A prática de culpar assessores e estagiários (valorosas classes que levam as culpas quando algo dá errado), e agora as IAs, por erros cometidos por seus superiores é um fenômeno recorrente no setor público ou privado e até na política.
Essa tática de delegar a culpa não é nova; governantes, dirigentes e chefes frequentemente se esquivam de suas responsabilidades, transferindo os erros para os subordinados quando algo sai errado.
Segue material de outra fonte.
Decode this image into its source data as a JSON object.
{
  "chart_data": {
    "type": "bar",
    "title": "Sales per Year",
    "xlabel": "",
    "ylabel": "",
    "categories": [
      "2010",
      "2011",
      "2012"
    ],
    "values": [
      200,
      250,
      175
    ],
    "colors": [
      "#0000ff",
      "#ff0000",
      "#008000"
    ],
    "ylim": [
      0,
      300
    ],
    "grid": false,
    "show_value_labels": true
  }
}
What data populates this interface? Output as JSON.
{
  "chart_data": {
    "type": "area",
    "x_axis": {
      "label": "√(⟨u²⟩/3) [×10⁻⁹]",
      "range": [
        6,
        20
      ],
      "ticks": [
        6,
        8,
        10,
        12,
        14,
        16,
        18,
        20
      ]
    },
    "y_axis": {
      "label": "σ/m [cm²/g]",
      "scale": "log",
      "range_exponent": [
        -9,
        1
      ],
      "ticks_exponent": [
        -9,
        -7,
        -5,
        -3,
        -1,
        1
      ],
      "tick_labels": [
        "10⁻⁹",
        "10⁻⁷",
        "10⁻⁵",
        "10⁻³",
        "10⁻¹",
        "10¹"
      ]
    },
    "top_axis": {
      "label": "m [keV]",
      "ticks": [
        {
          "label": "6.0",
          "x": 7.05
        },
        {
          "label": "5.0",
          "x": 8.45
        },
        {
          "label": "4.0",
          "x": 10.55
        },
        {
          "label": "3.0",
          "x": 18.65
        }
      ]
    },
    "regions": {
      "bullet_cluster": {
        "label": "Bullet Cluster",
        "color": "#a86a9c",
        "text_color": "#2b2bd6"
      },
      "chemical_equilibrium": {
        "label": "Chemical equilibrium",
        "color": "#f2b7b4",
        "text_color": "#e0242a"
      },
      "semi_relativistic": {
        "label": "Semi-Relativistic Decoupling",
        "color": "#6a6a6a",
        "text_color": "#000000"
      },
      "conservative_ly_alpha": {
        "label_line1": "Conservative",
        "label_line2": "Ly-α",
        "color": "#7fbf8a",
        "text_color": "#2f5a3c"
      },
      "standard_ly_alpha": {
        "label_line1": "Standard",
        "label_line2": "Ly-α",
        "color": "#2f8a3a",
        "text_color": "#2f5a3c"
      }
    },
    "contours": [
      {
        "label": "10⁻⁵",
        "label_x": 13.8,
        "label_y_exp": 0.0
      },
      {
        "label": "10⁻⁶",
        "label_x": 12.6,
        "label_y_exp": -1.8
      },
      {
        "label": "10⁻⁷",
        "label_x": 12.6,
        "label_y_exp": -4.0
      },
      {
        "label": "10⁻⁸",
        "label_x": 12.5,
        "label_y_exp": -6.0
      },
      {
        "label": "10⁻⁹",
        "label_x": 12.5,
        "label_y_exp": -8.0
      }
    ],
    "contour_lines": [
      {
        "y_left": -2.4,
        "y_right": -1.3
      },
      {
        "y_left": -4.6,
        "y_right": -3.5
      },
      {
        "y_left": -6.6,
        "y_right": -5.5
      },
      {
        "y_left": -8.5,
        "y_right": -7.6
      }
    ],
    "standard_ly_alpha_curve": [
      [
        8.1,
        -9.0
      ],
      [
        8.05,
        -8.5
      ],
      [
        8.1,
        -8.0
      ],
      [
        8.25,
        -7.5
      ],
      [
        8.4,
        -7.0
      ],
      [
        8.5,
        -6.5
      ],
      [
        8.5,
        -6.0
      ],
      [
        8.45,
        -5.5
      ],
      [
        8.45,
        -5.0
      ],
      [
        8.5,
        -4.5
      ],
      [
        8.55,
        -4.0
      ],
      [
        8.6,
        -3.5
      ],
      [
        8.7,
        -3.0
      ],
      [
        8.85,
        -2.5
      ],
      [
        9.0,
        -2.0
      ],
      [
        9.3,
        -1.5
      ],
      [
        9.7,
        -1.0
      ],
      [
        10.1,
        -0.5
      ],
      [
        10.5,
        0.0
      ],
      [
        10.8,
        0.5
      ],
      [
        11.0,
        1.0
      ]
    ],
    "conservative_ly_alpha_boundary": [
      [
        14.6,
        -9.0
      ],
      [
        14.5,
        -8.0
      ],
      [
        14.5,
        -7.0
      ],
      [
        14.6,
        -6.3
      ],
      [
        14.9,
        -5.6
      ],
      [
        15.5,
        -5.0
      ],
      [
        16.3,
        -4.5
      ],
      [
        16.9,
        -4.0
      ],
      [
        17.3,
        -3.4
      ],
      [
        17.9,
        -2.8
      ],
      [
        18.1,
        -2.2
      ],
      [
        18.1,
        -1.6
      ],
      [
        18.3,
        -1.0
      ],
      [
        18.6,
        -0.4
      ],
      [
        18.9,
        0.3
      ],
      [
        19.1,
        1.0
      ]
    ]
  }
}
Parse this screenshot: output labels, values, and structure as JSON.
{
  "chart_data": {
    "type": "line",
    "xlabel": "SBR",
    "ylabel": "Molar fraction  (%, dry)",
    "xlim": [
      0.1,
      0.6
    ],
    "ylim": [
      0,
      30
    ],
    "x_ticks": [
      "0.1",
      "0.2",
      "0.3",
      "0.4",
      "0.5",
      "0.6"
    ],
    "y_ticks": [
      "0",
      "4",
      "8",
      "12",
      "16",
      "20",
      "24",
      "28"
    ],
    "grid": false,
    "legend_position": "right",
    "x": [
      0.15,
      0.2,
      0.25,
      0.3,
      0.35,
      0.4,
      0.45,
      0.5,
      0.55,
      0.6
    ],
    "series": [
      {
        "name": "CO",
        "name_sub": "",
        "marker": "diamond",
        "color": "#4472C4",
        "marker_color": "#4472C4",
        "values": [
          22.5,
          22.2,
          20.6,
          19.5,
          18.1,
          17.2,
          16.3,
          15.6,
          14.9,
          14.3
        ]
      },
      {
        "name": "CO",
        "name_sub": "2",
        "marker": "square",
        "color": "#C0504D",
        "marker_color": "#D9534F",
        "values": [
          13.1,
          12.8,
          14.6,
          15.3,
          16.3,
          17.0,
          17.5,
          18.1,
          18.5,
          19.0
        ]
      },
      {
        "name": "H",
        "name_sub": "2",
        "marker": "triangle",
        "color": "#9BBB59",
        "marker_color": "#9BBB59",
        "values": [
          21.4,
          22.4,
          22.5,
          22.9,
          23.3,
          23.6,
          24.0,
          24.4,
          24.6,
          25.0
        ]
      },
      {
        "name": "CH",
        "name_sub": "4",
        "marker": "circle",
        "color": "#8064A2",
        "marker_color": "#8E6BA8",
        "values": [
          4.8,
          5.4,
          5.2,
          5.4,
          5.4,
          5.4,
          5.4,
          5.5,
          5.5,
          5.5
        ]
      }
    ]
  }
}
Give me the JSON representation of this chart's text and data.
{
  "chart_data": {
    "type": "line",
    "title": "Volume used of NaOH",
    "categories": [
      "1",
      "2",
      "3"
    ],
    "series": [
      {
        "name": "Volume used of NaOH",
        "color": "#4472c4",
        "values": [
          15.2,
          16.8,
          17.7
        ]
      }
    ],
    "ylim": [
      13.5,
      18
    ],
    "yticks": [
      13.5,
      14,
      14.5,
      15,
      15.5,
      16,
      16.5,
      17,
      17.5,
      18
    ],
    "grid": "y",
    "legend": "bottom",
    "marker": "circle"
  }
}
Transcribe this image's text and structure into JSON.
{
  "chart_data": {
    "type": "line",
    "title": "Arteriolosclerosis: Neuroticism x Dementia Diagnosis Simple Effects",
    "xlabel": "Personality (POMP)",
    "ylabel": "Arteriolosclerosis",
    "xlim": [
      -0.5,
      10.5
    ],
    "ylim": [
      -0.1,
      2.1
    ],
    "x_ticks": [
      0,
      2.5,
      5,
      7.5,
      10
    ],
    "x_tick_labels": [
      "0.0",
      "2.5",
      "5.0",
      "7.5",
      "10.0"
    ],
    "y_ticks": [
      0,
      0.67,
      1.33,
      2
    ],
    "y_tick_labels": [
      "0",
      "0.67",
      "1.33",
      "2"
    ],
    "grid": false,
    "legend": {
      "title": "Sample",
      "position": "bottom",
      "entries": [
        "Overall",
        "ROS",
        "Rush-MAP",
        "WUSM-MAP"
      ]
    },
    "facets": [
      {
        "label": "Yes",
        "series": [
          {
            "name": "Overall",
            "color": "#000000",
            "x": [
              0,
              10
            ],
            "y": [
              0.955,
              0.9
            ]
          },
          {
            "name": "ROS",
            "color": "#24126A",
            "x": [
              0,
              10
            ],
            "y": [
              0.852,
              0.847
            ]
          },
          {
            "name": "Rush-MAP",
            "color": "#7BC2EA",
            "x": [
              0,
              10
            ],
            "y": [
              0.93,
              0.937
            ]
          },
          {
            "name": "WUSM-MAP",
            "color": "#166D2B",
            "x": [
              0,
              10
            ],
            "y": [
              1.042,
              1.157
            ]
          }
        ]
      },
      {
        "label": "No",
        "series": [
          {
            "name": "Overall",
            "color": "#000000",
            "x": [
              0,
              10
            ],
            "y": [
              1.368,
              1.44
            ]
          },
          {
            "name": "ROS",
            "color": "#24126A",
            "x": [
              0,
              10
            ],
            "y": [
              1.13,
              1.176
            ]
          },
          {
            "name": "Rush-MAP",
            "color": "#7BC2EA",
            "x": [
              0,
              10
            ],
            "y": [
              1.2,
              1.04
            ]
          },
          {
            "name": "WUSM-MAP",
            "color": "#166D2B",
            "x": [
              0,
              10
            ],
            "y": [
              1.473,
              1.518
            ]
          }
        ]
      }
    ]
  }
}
Durante meu tempo na Prefeitura e no Legislativo municipal, observei essa dinâmica em diversas situações. Em tom de brincadeira, eu costumava dizer que havia uma “cláusula oculta” nos contratos de trabalho dos assessores que determinava que, em caso de erro do chefe, o assessor assumia a culpa.
Essa transferência de responsabilidade enfraquece a liderança, já que um verdadeiro líder deve reconhecer seus próprios erros e responder por suas decisões, ao invés de buscar culpados entre aqueles que o serve.
O caso paranaense nos ensina uma lição valiosa: sempre, sempre, sempre devemos desconfiar. Principalmente de informações produzidas e divulgadas por robôs.
Porque no tribunal da vida, quem não checa os fatos pode acabar sendo condenado… ao ridículo ou ao fracasso.